Tengo una compañera de trabajo que, a pesar de que no es católica, se nutre de la obsesión insólita de acusar al Papa de ser un nazi sin redención y un encubridor de pederastas. Me da pena con ella porque es de esas personas a quien el odio se le instala en la cara y le corrompe las facciones. Y, por si fuera poco, esas muletillas inofensivas de «eh», «¿me sigues?» que a muchos les acechan en su diario conversar, en el caso de ella se transforman en «¡curas!», «¡monjas!» a manera de constante exorcismo en su comunicación verbal.

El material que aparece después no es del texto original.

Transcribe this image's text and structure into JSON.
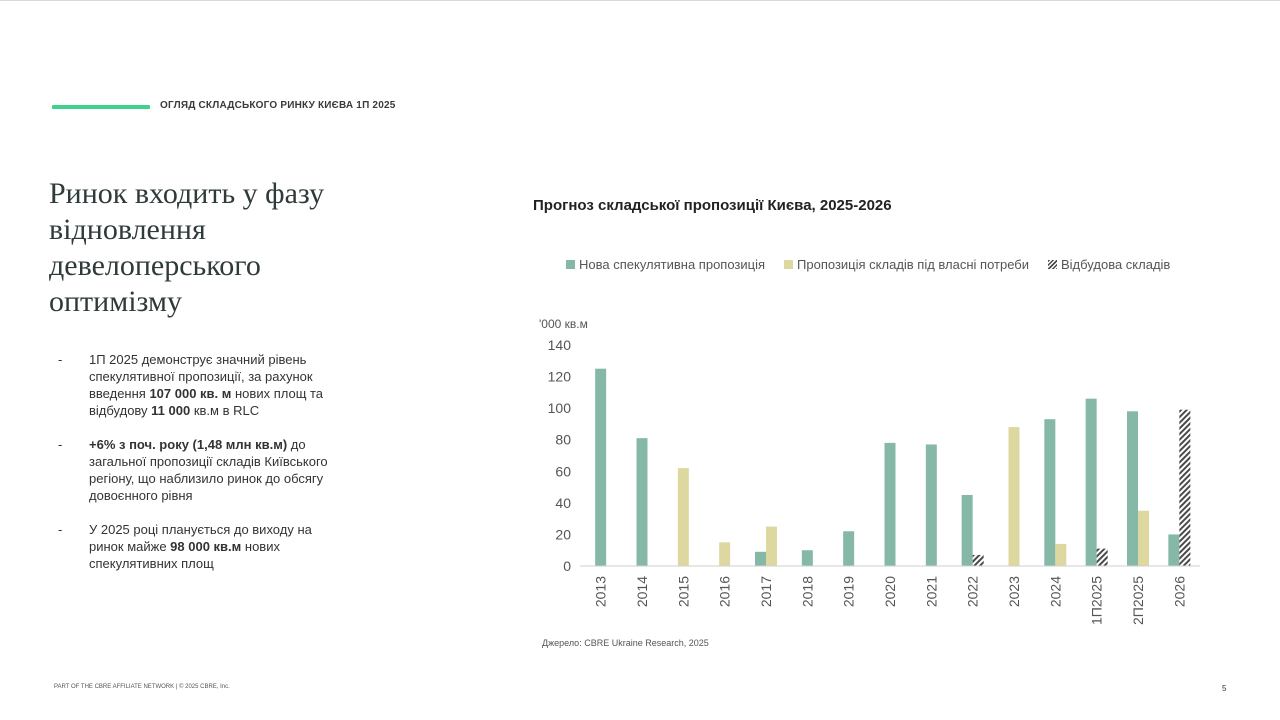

Aprovechando ahora que se acerca su cumpleaños, y los buenos precios de todo lo que viene de China, me dio por investigar en la Internet qué podría comprarle para su mal. Mis compañeros intentaron disuadirme —para evitarme un disgusto, decían—, y casi lo logran. Sin embargo, pudieron más los ofrecimientos disponibles online, que sus buenos consejos.
Así es que, por un buen precio, pude comprarle a un médico chino unas sanguijuelas que no chupan sangre, sino odio, del que llevan por dentro las personas que viven en las antípodas de la felicidad. Sin embargo, no podré empacar las sanguijuelas para regalo porque las instrucciones requieren que se coloquen en la parte más blanda del cuerpo. Tan solo espero la ocasión en que mi compañera venga a sentarse a su escritorio, pues he logrado camuflar las sanguijuelas en el estampado de su asiento.